When making use of lavender for cooking, health or wellbeing the fresh and dried flower tops are used.
It is aromatic, tonic herb with a sweet scent. It relaxes spasms, benefits the digestion, and stimulates the uterus and lower fever. It has an anti septic and depression effect.
- By lavender from a garden centre or grow it from slips.
- Lavender grows best in temperatures ranging from cool to how, but does not like humidity
- Grow in full sun in a position protected from the wind.
- The soil needs to be well drained, with good compost content and a pH balance of between 6, 5 and 7, 5.
- Lavender is water wise, but should be watered in dry weather conditions.
- Lavender is fully grown after 3 years. Cut back each year after flowering, to ensure the plants last longer.
Uses for lavender
- Lavender is an excellent insect repellent. Scatters bunches on your windowsills or hang near doors.
- Drink lavender tea for a good night’s sleep or to settle a stomach. Infuse a heaped table spoon of fresh or dried flowers for 10 minutes. Strain and sweeten, if you prefer.

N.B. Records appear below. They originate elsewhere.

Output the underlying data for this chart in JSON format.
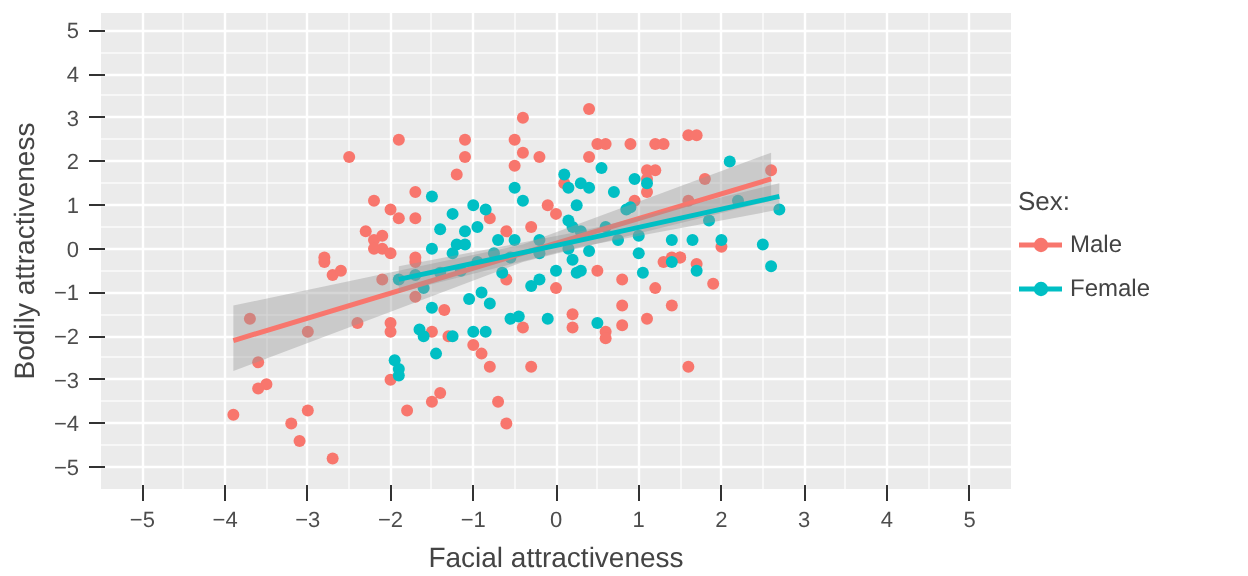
{
  "chart_data": {
    "type": "scatter",
    "xlabel": "Facial attractiveness",
    "ylabel": "Bodily attractiveness",
    "legend_title": "Sex:",
    "xlim": [
      -5.5,
      5.5
    ],
    "ylim": [
      -5.5,
      5.4
    ],
    "xticks": [
      -5,
      -4,
      -3,
      -2,
      -1,
      0,
      1,
      2,
      3,
      4,
      5
    ],
    "yticks": [
      -5,
      -4,
      -3,
      -2,
      -1,
      0,
      1,
      2,
      3,
      4,
      5
    ],
    "grid": true,
    "legend": "right",
    "marker": "circle",
    "series": [
      {
        "name": "Male",
        "color": "#f8766d",
        "x": [
          -3.7,
          -3.6,
          -3.5,
          -3.6,
          -3.9,
          -3.0,
          -3.0,
          -3.2,
          -3.1,
          -2.7,
          -2.8,
          -2.7,
          -2.6,
          -2.4,
          -2.1,
          -2.0,
          -2.0,
          -2.0,
          -1.8,
          -1.5,
          -1.4,
          -1.7,
          -1.7,
          -1.5,
          -1.35,
          -1.3,
          -1.0,
          -0.9,
          -0.8,
          -0.7,
          -0.6,
          -0.6,
          -0.4,
          -0.3,
          0.0,
          0.2,
          0.2,
          -2.2,
          -2.1,
          -0.4,
          -1.9,
          -2.5,
          -1.1,
          -1.1,
          -1.2,
          -0.5,
          -0.4,
          -0.2,
          -0.5,
          0.4,
          -1.7,
          -2.2,
          -2.0,
          -1.9,
          -1.7,
          -2.3,
          -2.1,
          -2.2,
          -2.0,
          -1.7,
          -2.8,
          -0.8,
          -0.6,
          -0.3,
          -0.1,
          0.5,
          0.6,
          0.9,
          1.2,
          1.3,
          1.6,
          1.7,
          0.4,
          1.1,
          1.2,
          1.1,
          0.1,
          1.1,
          1.8,
          2.6,
          1.6,
          0.95,
          0.0,
          1.4,
          1.5,
          1.3,
          1.5,
          1.7,
          2.0,
          0.5,
          0.8,
          1.2,
          1.9,
          0.8,
          1.4,
          0.6,
          0.6,
          0.8,
          1.1,
          1.6
        ],
        "values": [
          -1.6,
          -2.6,
          -3.1,
          -3.2,
          -3.8,
          -1.9,
          -3.7,
          -4.0,
          -4.4,
          -4.8,
          -0.3,
          -0.6,
          -0.5,
          -1.7,
          -0.7,
          -1.7,
          -1.9,
          -3.0,
          -3.7,
          -3.5,
          -3.3,
          -0.3,
          -1.1,
          -1.9,
          -1.4,
          -2.0,
          -2.2,
          -2.4,
          -2.7,
          -3.5,
          -4.0,
          -0.7,
          -1.8,
          -2.7,
          -0.9,
          -1.5,
          -1.8,
          0.2,
          0.0,
          3.0,
          2.5,
          2.1,
          2.5,
          2.1,
          1.7,
          2.5,
          2.2,
          2.1,
          1.9,
          3.2,
          1.3,
          1.1,
          0.9,
          0.7,
          0.7,
          0.4,
          0.3,
          0.0,
          -0.1,
          -0.2,
          -0.2,
          0.7,
          0.4,
          0.5,
          1.0,
          2.4,
          2.4,
          2.4,
          2.4,
          2.4,
          2.6,
          2.6,
          2.1,
          1.8,
          1.8,
          1.6,
          1.5,
          1.3,
          1.6,
          1.8,
          1.1,
          1.1,
          0.8,
          -0.2,
          -0.2,
          -0.3,
          -0.2,
          -0.35,
          0.05,
          -0.5,
          -0.7,
          -0.9,
          -0.8,
          -1.3,
          -1.3,
          -1.9,
          -2.05,
          -1.75,
          -1.6,
          -2.7
        ]
      },
      {
        "name": "Female",
        "color": "#00bfc4",
        "x": [
          -1.5,
          -1.0,
          -0.85,
          -0.5,
          0.1,
          0.4,
          0.15,
          -0.4,
          -1.25,
          -1.1,
          -1.4,
          -0.95,
          -0.7,
          -1.2,
          -1.5,
          -0.75,
          -0.2,
          0.2,
          0.25,
          0.3,
          0.55,
          0.7,
          0.95,
          1.1,
          0.9,
          0.85,
          2.1,
          2.2,
          2.7,
          1.85,
          0.15,
          0.3,
          0.6,
          1.0,
          1.4,
          1.65,
          2.0,
          2.5,
          0.75,
          1.0,
          0.4,
          2.6,
          1.4,
          1.7,
          1.05,
          0.3,
          0.2,
          0.5,
          -1.65,
          -1.6,
          -1.45,
          -1.95,
          -1.9,
          -1.9,
          -1.25,
          -1.0,
          -0.85,
          -0.55,
          -1.05,
          -0.8,
          -0.45,
          -0.1,
          -1.5,
          -1.6,
          -1.9,
          -1.7,
          -1.4,
          -1.15,
          -0.9,
          -0.65,
          -0.3,
          -0.2,
          0.0,
          0.25,
          -1.25,
          -0.95,
          -0.55,
          -0.2,
          0.15,
          -1.1,
          -0.5
        ],
        "values": [
          1.2,
          1.0,
          0.9,
          1.4,
          1.7,
          1.4,
          1.4,
          1.1,
          0.8,
          0.4,
          0.45,
          0.5,
          0.2,
          0.1,
          0.0,
          -0.1,
          0.2,
          0.5,
          1.0,
          1.5,
          1.85,
          1.3,
          1.6,
          1.5,
          0.95,
          0.9,
          2.0,
          1.1,
          0.9,
          0.65,
          0.65,
          0.4,
          0.5,
          0.3,
          0.2,
          0.2,
          0.2,
          0.1,
          0.2,
          -0.1,
          -0.05,
          -0.4,
          -0.3,
          -0.5,
          -0.55,
          -0.5,
          -0.25,
          -1.7,
          -1.85,
          -2.0,
          -2.4,
          -2.55,
          -2.75,
          -2.9,
          -2.0,
          -1.9,
          -1.9,
          -1.6,
          -1.15,
          -1.25,
          -1.55,
          -1.6,
          -1.35,
          -0.9,
          -0.7,
          -0.6,
          -0.55,
          -0.5,
          -1.0,
          -0.55,
          -0.85,
          -0.7,
          -0.5,
          -0.55,
          -0.1,
          -0.3,
          -0.2,
          -0.1,
          0.0,
          0.1,
          0.2
        ]
      },
      {
        "type": "line",
        "marker": "none",
        "color": "#f8766d",
        "x": [
          -3.9,
          -0.4,
          2.6
        ],
        "values": [
          -2.1,
          -0.1,
          1.6
        ],
        "lower": [
          -2.8,
          -0.3,
          1.1
        ],
        "upper": [
          -1.3,
          0.1,
          2.2
        ]
      },
      {
        "type": "line",
        "marker": "none",
        "color": "#00bfc4",
        "x": [
          -1.9,
          0.3,
          2.7
        ],
        "values": [
          -0.7,
          0.2,
          1.2
        ],
        "lower": [
          -1.0,
          0.05,
          0.9
        ],
        "upper": [
          -0.4,
          0.4,
          1.5
        ]
      }
    ]
  }
}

- Use a strained infusion as a hair rinse to reduce dandruff.
- Wrap two tablespoons of lavender flowers and oatmeal in a piece of muslin cloth and tie tightly. Attach this to your bath tap so the water runs over it into the bath.
It’s always more exciting and fulfilling to make your own home remedies try this homemade bath salts. This would make a perfect homemade gift, if packaged in a nice glass jar with a ribbon.
Mix together one cup of Epsom salts, half a cup coarse sea salt, two table spoons of bicarbonate of soda and a handful of dried lavender flowers. Add one teaspoon of glycerine and a few drops of lavender oil and mix well. Pack in an airtight container and use within weeks. It also makes a good body scrub, but don’t use on open wounds.
Cooking with lavender
- Use common lavender and other types of lavender when cooking.
- Chopping or bruising leaves will help to release the flavour. Once the lavender is chopped you can store it in an airtight container in a cupboard.
- Use the stems of the lavender sprigs to throw on the braai to add a hint of lavender to your grilled meat or chicken.
- Put lavender flowers into a small jar with sugar and leave to infuse for a week. Use the lavender sugar to sprinkle onto a biscuit or desserts.
Preparation time: 25 minutes
Baking time: 10 minutes
Oven Temperature: 220°C
80ml (75g) cold butter, cubed
410ml self-raising flour
45ml castor sugar
10ml chopped fresh parsley
1 large egg
Berry or cherry jam and cream to serve.
1. Rub the butter into the flour. Add the castor sugar and lavender flowers.
2. Mix in the egg and buttermilk, don’t over mix. If dough is too dry, add a little more buttermilk.
3. Roll out to a 2,5cm thickness onto a lightly floured board. Cut out scone shapes with a scone cutter.
4. Place onto a greased baking and dusted baking sheet. Brush with a little extra buttermilk and dust with flour.
5. Bake in a preheated oven for 10-12 minutes.
6. Leave to cool then serve with jam and cream.